The GL formula uses an exponential decay model: as bodyweight increases, the theoretical maximum total approaches an asymptote (limit) rather than increasing indefinitely. This is physiologically sensible — there's a practical upper bound on how much a human can lift regardless of bodyweight. The exponential model captures this better than the polynomial models used by Wilks and DOTS.

Classic vs Equipped

In IPF competition, "Classic" (raw) lifters may use a belt, wrist wraps, and knee sleeves. "Equipped" lifters use supportive gear including squat suits, bench shirts, and knee wraps that can add 10–30% to lifts. The GL formula accounts for this with separate coefficient sets, ensuring a 600 kg raw total and a 750 kg equipped total at the same bodyweight produce comparable GL scores.

IPF Qualification Standards

The IPF publishes qualification standards in GL Points for World Championships. Athletes must achieve a minimum GL score at a sanctioned national competition within a specified period. This system ensures consistent qualification standards across all weight classes without maintaining separate tables for each class.

Sources & Methodology

Last updated:

Methodology

This worksheet applies the named powerlifting coefficient or points formula to a bodyweight-adjusted strength comparison.

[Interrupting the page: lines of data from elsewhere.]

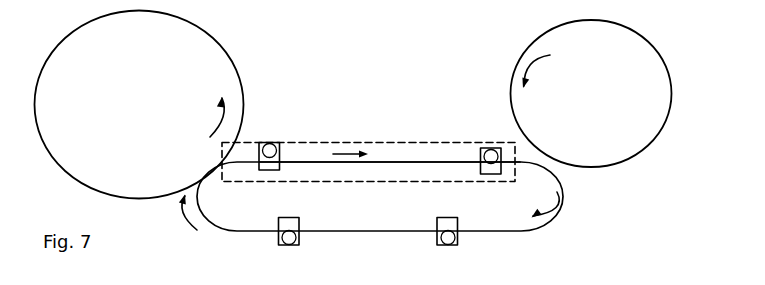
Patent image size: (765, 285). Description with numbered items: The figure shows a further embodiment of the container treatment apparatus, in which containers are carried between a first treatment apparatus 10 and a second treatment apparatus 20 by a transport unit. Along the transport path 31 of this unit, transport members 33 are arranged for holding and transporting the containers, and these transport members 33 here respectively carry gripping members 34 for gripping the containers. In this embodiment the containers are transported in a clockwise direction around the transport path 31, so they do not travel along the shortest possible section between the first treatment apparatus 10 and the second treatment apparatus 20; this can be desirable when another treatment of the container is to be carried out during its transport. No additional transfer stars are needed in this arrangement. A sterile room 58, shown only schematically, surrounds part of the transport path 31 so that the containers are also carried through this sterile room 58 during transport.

The first treatment apparatus 10 is at (628, 138).
The second treatment apparatus 20 is at (187, 50).
The transport path 31 is at (390, 163).
The transport members 33 is at (281, 160).
The gripping members 34 is at (277, 147).
The sterile room 58 is at (495, 183).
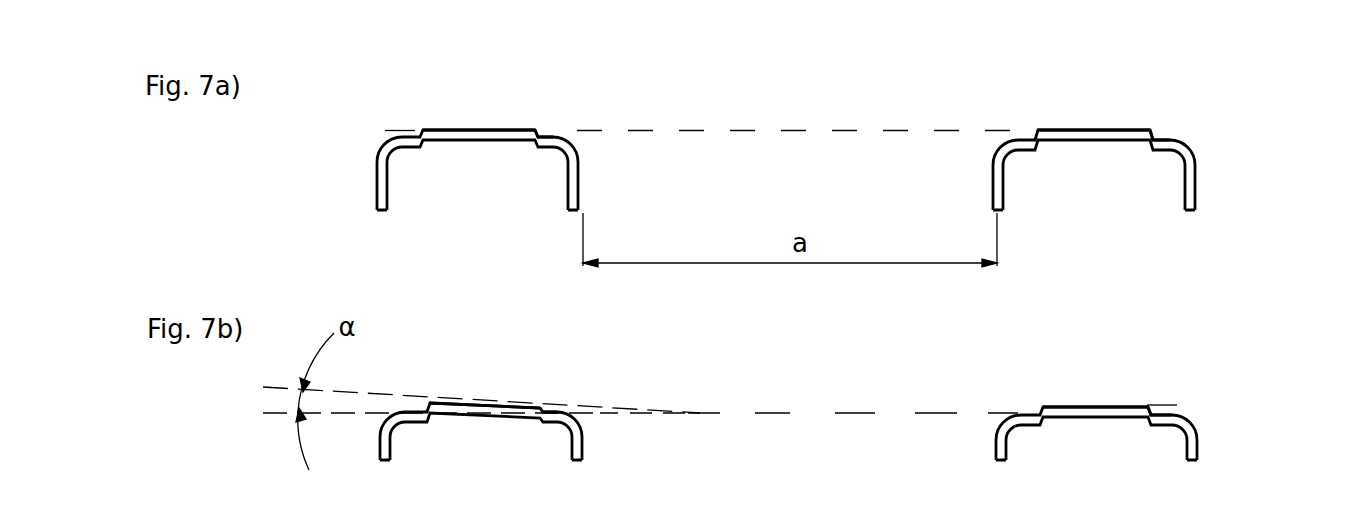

It is a comparison aid, not an official federation scoring engine.

Sources

  • IPF Goodlift Points (GL) formula documentation (International Powerlifting Federation) — Official points-system reference.
  • Wilks coefficient formula (Powerlifting literature) — Historical bodyweight-adjusted scoring reference.
  • Sinclair coefficient tables (International Weightlifting Federation) — Official Olympic-weightlifting coefficient reference.
  • DOTS score formula documentation (OpenPowerlifting / powerlifting literature) — Modern powerlifting score reference.

Frequently Asked Questions

  • GL Points are scaled so that approximately 100 points represents a world-class performance. Scores above 80 are very strong (national-level), 60–80 is competitive regional, 40–60 is intermediate, and under 40 is beginner/novice. These ranges are approximate and vary by sex and equipment class.